Ochoa's affidavit also alleges that Blanco identified the two union leaders when they were pulled from the company bus. The union had complained about Blanco's food for months, and Drummond dropped his concession just before the killings, union members told The Miami Herald after the murders.

Blanco could not be reached for comment.

Ochoa added that Drummond paid the paramilitaries a ''tax'' for every ton of coal shipped out by the company. The U.S. government has listed the paramilitaries as a terrorist group, making any financial dealings with them illegal.

Another former paramilitary, Alberto Visbal, who took the government's amnesty deal and is not in jail, said in his affidavit that he was present at two meetings between Drummond Colombia President Augusto Jiménez and a top paramilitary leader, Rodrigo Tovar Pupo. He did not hear everything that was said but claimed another paramilitary fighter who attended told him that Jiménez paid Tovar Pupo $200,000 to ''neutralize'' union leaders Locarno and Orcasita.

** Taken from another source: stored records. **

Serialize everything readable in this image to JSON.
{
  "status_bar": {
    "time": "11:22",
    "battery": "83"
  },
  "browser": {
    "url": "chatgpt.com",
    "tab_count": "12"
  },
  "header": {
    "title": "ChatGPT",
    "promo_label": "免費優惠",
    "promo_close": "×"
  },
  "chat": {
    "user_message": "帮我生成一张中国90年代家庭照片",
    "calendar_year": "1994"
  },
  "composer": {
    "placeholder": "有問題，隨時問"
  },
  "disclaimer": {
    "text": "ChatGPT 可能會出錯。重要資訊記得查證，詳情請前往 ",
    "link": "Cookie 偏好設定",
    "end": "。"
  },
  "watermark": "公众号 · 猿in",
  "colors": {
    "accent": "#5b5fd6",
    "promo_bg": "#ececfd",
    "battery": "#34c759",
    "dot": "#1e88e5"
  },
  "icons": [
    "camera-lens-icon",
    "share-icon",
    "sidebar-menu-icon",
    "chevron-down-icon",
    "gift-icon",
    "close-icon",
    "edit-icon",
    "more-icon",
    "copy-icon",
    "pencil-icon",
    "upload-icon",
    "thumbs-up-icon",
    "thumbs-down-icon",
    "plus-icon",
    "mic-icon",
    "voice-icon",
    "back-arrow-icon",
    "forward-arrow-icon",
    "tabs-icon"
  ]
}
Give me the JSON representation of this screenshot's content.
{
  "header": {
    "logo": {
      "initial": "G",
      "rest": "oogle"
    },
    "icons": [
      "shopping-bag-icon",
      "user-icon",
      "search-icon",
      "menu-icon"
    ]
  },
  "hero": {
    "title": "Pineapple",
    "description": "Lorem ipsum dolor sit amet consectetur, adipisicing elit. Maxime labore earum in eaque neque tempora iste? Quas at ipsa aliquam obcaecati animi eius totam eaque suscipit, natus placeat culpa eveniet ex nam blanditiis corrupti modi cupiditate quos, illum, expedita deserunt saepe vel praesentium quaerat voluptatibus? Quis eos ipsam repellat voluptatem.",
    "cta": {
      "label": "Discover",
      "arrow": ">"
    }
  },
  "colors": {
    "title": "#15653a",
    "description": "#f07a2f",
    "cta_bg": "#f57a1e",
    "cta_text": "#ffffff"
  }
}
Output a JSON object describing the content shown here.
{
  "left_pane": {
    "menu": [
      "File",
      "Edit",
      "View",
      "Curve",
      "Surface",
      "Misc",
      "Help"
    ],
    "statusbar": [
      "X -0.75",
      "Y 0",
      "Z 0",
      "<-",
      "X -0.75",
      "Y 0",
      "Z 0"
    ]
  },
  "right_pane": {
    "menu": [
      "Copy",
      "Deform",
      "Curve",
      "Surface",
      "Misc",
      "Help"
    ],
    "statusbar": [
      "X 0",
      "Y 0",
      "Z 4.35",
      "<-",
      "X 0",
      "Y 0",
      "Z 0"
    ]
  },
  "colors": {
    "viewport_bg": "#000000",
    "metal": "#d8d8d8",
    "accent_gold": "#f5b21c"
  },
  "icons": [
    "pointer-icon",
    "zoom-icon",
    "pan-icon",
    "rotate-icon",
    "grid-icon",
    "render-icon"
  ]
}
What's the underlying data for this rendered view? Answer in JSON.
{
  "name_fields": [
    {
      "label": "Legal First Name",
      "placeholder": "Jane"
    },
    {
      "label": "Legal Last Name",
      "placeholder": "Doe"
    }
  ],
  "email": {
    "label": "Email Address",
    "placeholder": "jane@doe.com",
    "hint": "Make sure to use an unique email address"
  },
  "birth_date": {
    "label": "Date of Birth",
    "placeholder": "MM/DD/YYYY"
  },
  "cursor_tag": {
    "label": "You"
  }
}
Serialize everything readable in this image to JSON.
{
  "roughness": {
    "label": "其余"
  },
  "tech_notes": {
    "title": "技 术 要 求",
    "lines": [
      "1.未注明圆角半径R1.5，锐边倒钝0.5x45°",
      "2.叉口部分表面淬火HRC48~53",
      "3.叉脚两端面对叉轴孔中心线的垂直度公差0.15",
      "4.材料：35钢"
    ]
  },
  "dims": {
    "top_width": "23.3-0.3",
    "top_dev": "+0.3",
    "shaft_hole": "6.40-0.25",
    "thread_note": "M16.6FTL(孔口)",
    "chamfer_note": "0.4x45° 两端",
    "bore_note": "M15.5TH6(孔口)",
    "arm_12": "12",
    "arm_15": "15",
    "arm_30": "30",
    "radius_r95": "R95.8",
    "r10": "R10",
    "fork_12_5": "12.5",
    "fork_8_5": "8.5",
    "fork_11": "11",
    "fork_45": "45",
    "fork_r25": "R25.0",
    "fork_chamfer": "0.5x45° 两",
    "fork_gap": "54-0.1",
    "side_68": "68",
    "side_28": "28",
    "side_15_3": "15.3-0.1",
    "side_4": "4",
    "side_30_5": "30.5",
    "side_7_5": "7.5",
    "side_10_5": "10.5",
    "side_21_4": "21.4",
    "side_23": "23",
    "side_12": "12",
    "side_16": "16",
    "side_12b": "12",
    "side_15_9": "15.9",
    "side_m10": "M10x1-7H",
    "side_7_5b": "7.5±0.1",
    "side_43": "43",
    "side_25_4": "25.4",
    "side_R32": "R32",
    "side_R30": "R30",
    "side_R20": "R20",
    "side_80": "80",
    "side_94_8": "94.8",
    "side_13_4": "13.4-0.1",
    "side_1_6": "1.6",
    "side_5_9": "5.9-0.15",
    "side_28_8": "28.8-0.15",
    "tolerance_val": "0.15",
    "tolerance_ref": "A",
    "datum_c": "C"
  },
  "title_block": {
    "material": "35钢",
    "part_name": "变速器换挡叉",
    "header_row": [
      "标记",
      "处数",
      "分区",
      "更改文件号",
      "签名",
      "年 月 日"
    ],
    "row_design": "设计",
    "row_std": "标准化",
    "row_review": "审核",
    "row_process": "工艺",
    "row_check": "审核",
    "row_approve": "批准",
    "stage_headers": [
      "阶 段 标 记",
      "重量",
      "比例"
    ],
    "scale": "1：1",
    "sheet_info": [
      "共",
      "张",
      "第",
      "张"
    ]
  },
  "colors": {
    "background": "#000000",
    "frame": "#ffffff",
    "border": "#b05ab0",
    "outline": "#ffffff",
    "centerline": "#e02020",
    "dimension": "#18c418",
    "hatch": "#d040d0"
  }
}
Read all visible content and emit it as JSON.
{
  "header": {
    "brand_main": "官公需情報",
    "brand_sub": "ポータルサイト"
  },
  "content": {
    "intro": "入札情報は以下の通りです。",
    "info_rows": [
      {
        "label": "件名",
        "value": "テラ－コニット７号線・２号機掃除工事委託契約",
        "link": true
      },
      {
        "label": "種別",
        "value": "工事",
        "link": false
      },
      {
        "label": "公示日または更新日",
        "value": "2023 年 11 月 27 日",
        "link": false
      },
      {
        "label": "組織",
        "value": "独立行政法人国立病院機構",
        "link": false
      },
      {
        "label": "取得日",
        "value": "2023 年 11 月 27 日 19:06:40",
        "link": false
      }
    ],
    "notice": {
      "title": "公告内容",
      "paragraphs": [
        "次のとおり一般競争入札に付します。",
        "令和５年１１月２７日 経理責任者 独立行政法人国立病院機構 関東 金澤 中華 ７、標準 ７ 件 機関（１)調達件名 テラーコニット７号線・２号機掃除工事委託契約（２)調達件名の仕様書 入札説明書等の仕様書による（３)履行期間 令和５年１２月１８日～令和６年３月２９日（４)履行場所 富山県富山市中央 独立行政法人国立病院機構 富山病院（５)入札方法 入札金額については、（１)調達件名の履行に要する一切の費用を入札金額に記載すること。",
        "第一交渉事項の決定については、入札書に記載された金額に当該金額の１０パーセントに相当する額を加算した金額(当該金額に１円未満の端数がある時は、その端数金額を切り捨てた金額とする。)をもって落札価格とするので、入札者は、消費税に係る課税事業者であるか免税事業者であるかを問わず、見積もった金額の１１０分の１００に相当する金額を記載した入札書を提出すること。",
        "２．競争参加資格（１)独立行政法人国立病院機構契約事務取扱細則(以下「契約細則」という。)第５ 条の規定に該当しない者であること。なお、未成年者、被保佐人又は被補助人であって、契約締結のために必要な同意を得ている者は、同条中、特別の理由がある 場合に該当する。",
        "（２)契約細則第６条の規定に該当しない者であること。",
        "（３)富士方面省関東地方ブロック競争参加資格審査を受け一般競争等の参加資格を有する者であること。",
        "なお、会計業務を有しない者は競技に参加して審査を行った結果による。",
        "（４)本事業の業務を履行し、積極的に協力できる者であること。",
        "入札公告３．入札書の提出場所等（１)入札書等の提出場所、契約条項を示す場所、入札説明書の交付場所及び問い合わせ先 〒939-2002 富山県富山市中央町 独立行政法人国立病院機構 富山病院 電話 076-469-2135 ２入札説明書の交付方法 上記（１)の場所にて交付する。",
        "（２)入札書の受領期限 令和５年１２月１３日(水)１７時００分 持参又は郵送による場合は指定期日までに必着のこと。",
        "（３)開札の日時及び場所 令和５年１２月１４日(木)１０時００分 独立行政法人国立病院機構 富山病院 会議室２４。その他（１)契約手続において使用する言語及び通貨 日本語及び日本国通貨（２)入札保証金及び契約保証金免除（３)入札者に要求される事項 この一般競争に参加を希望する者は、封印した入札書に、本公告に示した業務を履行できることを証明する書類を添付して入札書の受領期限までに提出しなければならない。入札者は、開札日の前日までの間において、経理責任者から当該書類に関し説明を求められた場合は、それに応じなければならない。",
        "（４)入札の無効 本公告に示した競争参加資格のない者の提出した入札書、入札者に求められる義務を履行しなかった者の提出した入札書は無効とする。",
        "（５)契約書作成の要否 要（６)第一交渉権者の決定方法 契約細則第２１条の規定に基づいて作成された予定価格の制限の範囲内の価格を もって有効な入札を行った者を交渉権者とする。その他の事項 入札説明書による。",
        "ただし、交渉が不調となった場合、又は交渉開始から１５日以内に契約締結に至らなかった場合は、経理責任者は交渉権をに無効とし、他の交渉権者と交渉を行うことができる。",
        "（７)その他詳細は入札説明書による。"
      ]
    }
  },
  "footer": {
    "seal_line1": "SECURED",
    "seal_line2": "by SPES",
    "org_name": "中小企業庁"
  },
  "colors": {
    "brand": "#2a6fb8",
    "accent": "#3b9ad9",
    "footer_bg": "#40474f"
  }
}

Visbal's testimony parallels that of Rafael García, a former computer systems chief for DAS, the Colombian presidential security unit. García is serving a 24-year sentence for erasing information about drug traffickers.

An affidavit by García submitted earlier to the Alabama court alleges he attended a meeting at which Jiménez gave a paramilitary leader money to ''undertake violent actions against union workers at Drummond.'' In his sworn statement, Visbal says he saw García at one of the meetings.

REACTION IN CONGRESS

The murders of scores of Colombian labor leaders has put a Colombia-U.S. free trade agreement in danger as Democrats in the U.S. Congress push for more protections for unionists. Colombia's largest union umbrella group has said that one union member is killed every three days here, making this country the world's most dangerous place to be labor activist.

Last month, six U.S. representatives, including Rep. William Delahunt, D-Mass., who is actively involved in Latin American issues, sent a letter to Attorney General Alberto Gonzales urging him to investigate whether Drummond paid the paramilitaries and requested U.S. government help in providing security for two of the witnesses, Guzmán and García.

Drummond is not the only U.S. company under scrutiny for alleged links to the paramilitaries.

In February, Cincinnati-based Chiquita Brands International pleaded guilty to criminal U.S. charges of paying $1.7 million in protection money to paramilitaries over a seven-year period ending in 2004. Chiquita was fined $25 million.

ILRF lawyers earlier this month filed a civil suit against Chiquita in Washington, accusing the company of paying off both paramilitary and guerrilla fighters responsible for the deaths of 173 people in the areas where the company operated. Chiquita also is under investigation in Colombia for weapons trafficking.

Legal advocacy groups in the United States, including the ILRF, also have filed suit in Florida against Coca-Cola and two of its subsidiaries for alleged links to the murder of several union leaders in Colombia in the mid-1990s. The suit was thrown out of court, but the 11th Circuit Court of Appeals in Atlanta is considering an appeal to reinstate the case.

Llanos Oil, a Dutch company, also has asked the Colombian Attorney General's office to investigate Drummond for allegedly using its connections with the government of Colombian President Alvaro Uribe to secure rights to an oil exploration concession earlier held by a Llanos company.

García, the DAS computer chief, testified before a Colombian court that then-DAS chief Jorge Noguera ordered him to investigate Llanos. García said that when he didn't find any suspicious activity, Noguera sought to trump up charges against the company ``by order of the presidency.''

Colombian prosecutors are investigating Noguera because during his time as head of DAS, the intelligence agency gave the paramilitaries lists with the names of labor leaders and activists, some of whom were later murdered.

Llanos provided The Miami Herald with the Ochoa affidavit.

Gerardo Reyes reports for El Nuevo Herald.